The first-ever failure of a carbon auction in New Zealand indicates that the market has lost confidence that carbon prices will increase due to political and regulatory uncertainty because of signs of less climate change ambition from the government.
The first auction this year, of 4.475 million NZ Units (NZUs), which took place on Wednesday, failed to clear because there were not enough bids to cover the volume above the confidential reserve price.
It followed predictions the auction would fail as carbon prices on the secondary market had plunged and then stagnated following Cabinet’s decision not to follow all of the Climate Change Commission’s (CCC) advice on tightening Emissions Trading Scheme (ETS) settings and NZUs supply.
The result was a fall in the secondary market price, from $88.50 to about $65, just before yesterday’s auction.
The confidential reserve price is set at a level where auction results would not drive prices significantly below current secondary market prices. The method of calculating this is not public.
The auction data shows there were enough bids for the volume on offer, from 18 bidders making 149 bids. Obviously, they were below the current market price, but the detail has not been released.
The failure means the NZUs on offer yesterday will carry forward to the next auction in June and become available again along with another eight million NZUs in the cost containment reserve if the trigger price of $80.64 is reached.
Policy bonfire burns carbon price
Carbon traders spoken to by BusinessDesk were not surprised at the auction, as last year’s cabinet decision had been followed by the recent ‘policy bonfire’ which resulted in several climate change policies being axed or pushed back.
Last year, there had been an increasing trend in carbon prices, which meant many who need NZUs to settle their emissions on the ETS had moved in to snap up auction offerings and stockpiled in fear of prices going higher.
“We have gone from FOMO (fear of missing out) to FOOP (fear of overpaying),” said one person involved in carbon markets.
“We think that today's auction result reflects the considerable uncertainty around specific regulatory settings and the fact that this is an election year, alongside recent backpedalling on specific policies in the climate space,” secondary trading platform Carbon Match said in its newsletter to investors.
Another said traders had acted rationally in reading the government’s signals.
Climate change minister James Shaw had urged his colleagues to follow the CCC’s advice last year but was overruled because ministers feared carbon prices escalating even faster and increasing the cost-of-living pressures.
After yesterday’s auction, Shaw said the market was acting as it was designed to function. He said it may be the first auction to fail in NZ, but it had happened in other jurisdictions.
In response to questions about whether the market was responding to recent policy decisions which showed less climate change ambition, Shaw said that was “obvious”.

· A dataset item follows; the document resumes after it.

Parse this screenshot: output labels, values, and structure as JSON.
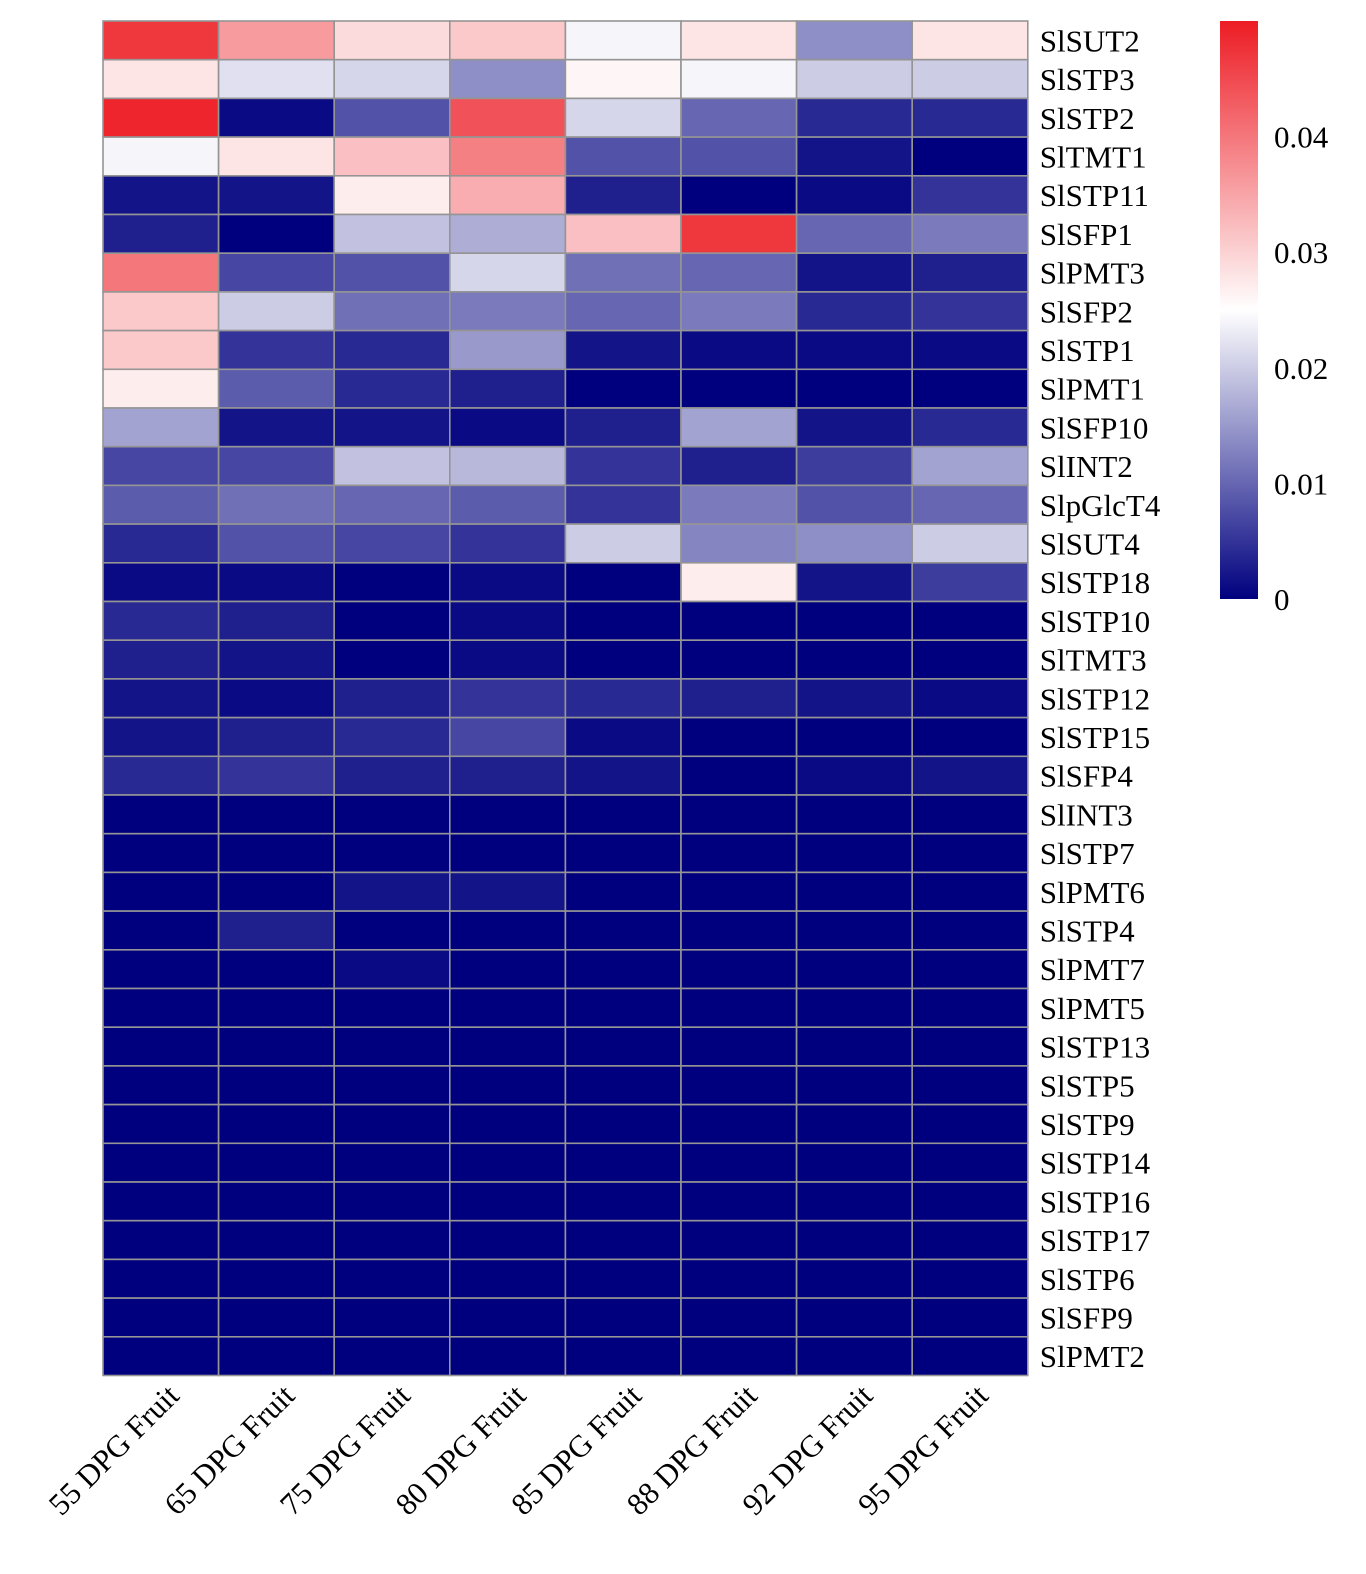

“The price has come down pretty substantially, since before that cabinet decision last year, and that has led to a price which is lower than the replacement cost of coal.”
Result has implications
Yesterday’s result has some implications for government policy and those who trade in carbon – both as an investment and the need for NZUs to settle emissions.
One trader, who last week rated the chances of an auction failure this week as 50/50, now said the odds of the next auction also not clearing or clearing at a lower price had increased if there was no change in market sentiment about which direction carbon prices were heading.

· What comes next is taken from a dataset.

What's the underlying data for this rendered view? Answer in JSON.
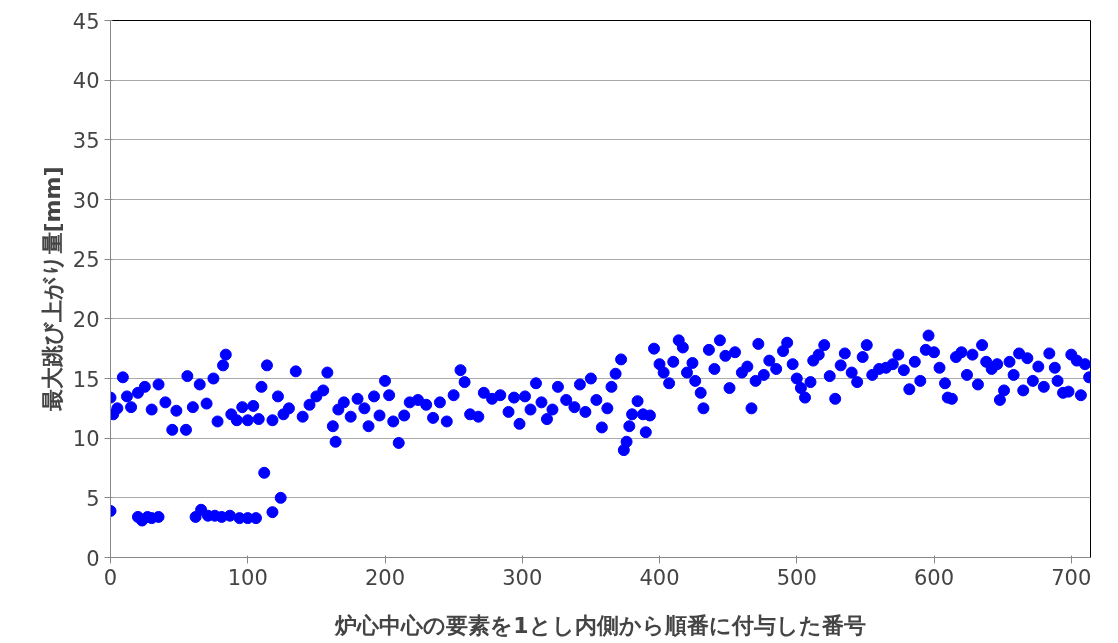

If every auction failed this year, that would be a double-edged sword. This would mean the NZUs on offer would disappear, tightening supply, reducing emitters' stockpiles and theoretically pushing up prices.
This would strengthen the ETS but would mean the government would not receive the more than $1 billion it had banked on getting.
Shaw said it was too early to say what the auction result would mean in terms of revenue. The NZUs were still there and could still be sold at later auctions, albeit probably at a lower price than the $381m reaped at the last successful auction, which cleared at $79.
There has been increasing speculation that the government is considering returning part or all of the proceeds from carbon auctions to the public as a form of ‘carbon dividend’.
This would be a reversal of current policy settings which divert money raised directly into programmes intended to lower greenhouse gas emissions.
There has been much debate about the best use of the money, with cabinet set on reducing emissions. Others have argued it should be partly spent on funding mitigation efforts – such as managed retreat. Still others have advocated for a return of the money to the public, to compensate for the increased costs they face from higher carbon prices being passed through to higher energy and other costs.
If there is no money raised, all of these become moot points.
The pressure on traders now is to make a call on what carbon prices will do next.
The fact remains that emitters need NZUs to settle emissions, and failure to do so results in heavy penalties. Not buying them at auction means relying on the secondary market and finding a willing seller for the volume needed. This will be a risk many will not take or will at least want to hedge.
However, the pressure of necessity will be low in the coming months.
Those who have to settle emissions must file accounts in March and hand over NZUs in May.
Traders could return to secondary markets while prices are low. Equally, they might just hold fire and see if prices fall further and what happens at the next auction.
Another key decision point will be the government’s reaction to the next round of advice from the CCC on ETS settings. This will go to ministers at the end of this month, with public release and a cabinet decision to follow.